Im kommenden Jahr wird Günther Jauch 60 Jahre alt. Da ist einer der Gründe für sein Aufhören zu suchen. Talk am Sonntag heißt Arbeit am Wochenende, für einen verheirateten Vater von vier Kindern sind andere Konstellationen willkommener.
Der Talker geht, der Fernsehunternehmer bleibt
Dann ist Günther Jauch alleiniger Eigentümer der Fernsehproduktionsfirma i+u (steht für Information und Unterhaltung). Dort arbeiten 140 Menschen, die beschäftigt und bezahlt sein wollen. i+u ist gut im Geschäft, auch weil Jauch ihr bester Protagonist ist. „5 gegen Jauch“, „Die 2“, das sind RTL-Formate, die Jauch ad personam ausfüllt.

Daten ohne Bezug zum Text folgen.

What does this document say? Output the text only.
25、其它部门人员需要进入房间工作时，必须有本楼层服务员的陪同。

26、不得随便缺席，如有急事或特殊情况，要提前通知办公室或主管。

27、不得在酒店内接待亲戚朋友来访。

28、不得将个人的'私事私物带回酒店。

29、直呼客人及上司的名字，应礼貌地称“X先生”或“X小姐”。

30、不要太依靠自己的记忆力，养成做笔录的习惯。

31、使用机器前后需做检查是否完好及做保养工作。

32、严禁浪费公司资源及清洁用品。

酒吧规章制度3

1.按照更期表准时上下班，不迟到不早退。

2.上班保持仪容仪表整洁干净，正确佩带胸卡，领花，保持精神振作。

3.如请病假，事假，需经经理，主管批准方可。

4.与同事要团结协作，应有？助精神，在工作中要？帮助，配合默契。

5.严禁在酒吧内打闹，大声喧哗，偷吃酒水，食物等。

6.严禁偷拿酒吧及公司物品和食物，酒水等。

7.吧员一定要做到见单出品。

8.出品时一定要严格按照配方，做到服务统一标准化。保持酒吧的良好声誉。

Dann ist da ein, nein, sein Fernsehklassiker neben dem „Tatort“: „Wer wird Millionär?“ Günther Jauch ist keine Ein-Sendungs-Erscheinung im deutschen Fernsehgeschäft. Zwar steht bei i+u nicht Jauch drauf, es steckt aber Jauch drin. Ein Mann mit einem immensen Fernsehverstand, ein Mann mit Sinn fürs eigene Renommee und Portemonnaie. Der Jauch-Talk ist mit rund 4600 Euro Sendeminute der teuerste im deutschen Fernsehen, 10,5 Millionen Euro kostete er pro Jahr. Dafür gönnte sich Jauch im Berliner Gasometer eine circensische Bühne. Think big, talk big? Diese Rechnung ging nicht auf, die pekuniäre Kalkulation schon.
Ehe Jauch im September 2011 mit seinem Talk im Ersten anfing, war der frühere Mitarbeiter des BR-Hörfunks schon mal von der ARD gefragt worden. Damals, 2007, hatte er abgewinkt, aus Verachtung der „Gremien voller Gremlins“. Dann sagte er Ja, trotz der „drittklassigen Bedenkenträger“ im öffentlich-rechtlichen System.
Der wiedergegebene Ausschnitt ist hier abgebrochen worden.